Mais le contexte difficile - sa mère tombe gravement malade à son adolescence - l’éloigne du « cocon » des livres. « J’avais beau être un bon élève, à la fin du collège on m’a balancé une brochure Onisep et j’ai commencé, sans le choisir vraiment, un BEP de mécanique. Très vite, je me suis demandé ce que je faisais là et j’ai bifurqué vers la comptabilité… mais ce n’était pas mieux… » A 18 ans, le jeune homme décide de reprendre des études dans une école privée catholique qui lui permet de travailler parallèlement en tant que surveillant et documentaliste. Puis c’est l’université Paris-8 et une maîtrise d’histoire, avec comme sujet de mémoire « les femmes maghrébines ».

 

 

Ouverture vers les autres.

Il devient ensuite animateur, puis directeur de centre de loisirs. « Un jour je lis une annonce dans le journal de Saint-Denis : on cherchait un bibliothécaire jeunesse qui ait le goût de la lecture. J’ai candidaté et fait la rencontre déterminante de la directrice, Madeleine Deloule, qui a tout fait pour m’engager, ce qui n’était pas évident car, du coup, j’étais surdiplômé pour ce poste de catégorie C ! » Cette fois, Mohamed a trouvé ce qu’il aspirait à être.
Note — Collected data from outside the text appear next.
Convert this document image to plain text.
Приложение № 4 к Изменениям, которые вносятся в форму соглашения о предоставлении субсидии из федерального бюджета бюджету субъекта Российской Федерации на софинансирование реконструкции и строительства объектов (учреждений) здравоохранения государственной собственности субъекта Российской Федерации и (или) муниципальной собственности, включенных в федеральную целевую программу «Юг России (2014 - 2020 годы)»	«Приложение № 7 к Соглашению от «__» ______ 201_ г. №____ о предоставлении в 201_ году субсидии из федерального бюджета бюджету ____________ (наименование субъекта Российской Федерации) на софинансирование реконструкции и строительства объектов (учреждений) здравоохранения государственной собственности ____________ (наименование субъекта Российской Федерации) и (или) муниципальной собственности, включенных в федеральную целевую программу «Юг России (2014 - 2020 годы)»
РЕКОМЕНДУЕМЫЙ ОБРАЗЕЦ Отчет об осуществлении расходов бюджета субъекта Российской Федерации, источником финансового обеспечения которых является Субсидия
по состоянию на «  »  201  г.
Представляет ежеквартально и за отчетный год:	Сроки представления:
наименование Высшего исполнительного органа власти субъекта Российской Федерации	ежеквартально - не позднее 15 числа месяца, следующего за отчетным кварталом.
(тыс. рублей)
Trois mois plus tard, il « ose » postuler pour le bibliobus et le dirige pendant sept ans. « Un vrai bonheur ! » Nommé ensuite directeur de la médiathèque Colette à Epinay, il met en place divers services : permanence pour l’emploi, aide aux devoirs, partenariat avec des assistantes maternelles, rendez-vous réguliers avec les lecteurs comme « L’actu en question » autour d’une revue de presse, etc.

 

« Mes parents m’ont inculqué une vraie ouverture vers les autres. Mon père était lettré, taciturne, persévérant. Il a gravi les échelons, passant de terrassier à contremaître sans jamais oublier d’où il venait ; ma mère bavarde, illettrée, toujours soignée et fière, notamment lorsqu’elle a réussi son permis de conduire… Elle m’a transmis le sens du beau, je n’ai jamais eu honte avec elle, c’était plutôt la colère qui m’emplissait lorsqu’elle était mal accueillie à un guichet… »

Aujourd’hui, Mohamed Bouali voudrait transmettre aux autres ce qu’il aurait souhaité qu’on lui donne, qu’on lui renvoie, lorsqu’il fréquentait la bibliothèque. « C’est notre vocation de donner aux jeunes des conditions de partage, la possibilité que chacun s’ouvre à d’autres cultures que la sienne. Ils doivent se sentir chez eux dans la bibliothèque. Les lieux ne nous appartiennent pas, nous ne sommes que des passeurs, nous ne restons pas. Eux, si. » <

(1) Voir LH 950, du 19.4.2013, p. 46.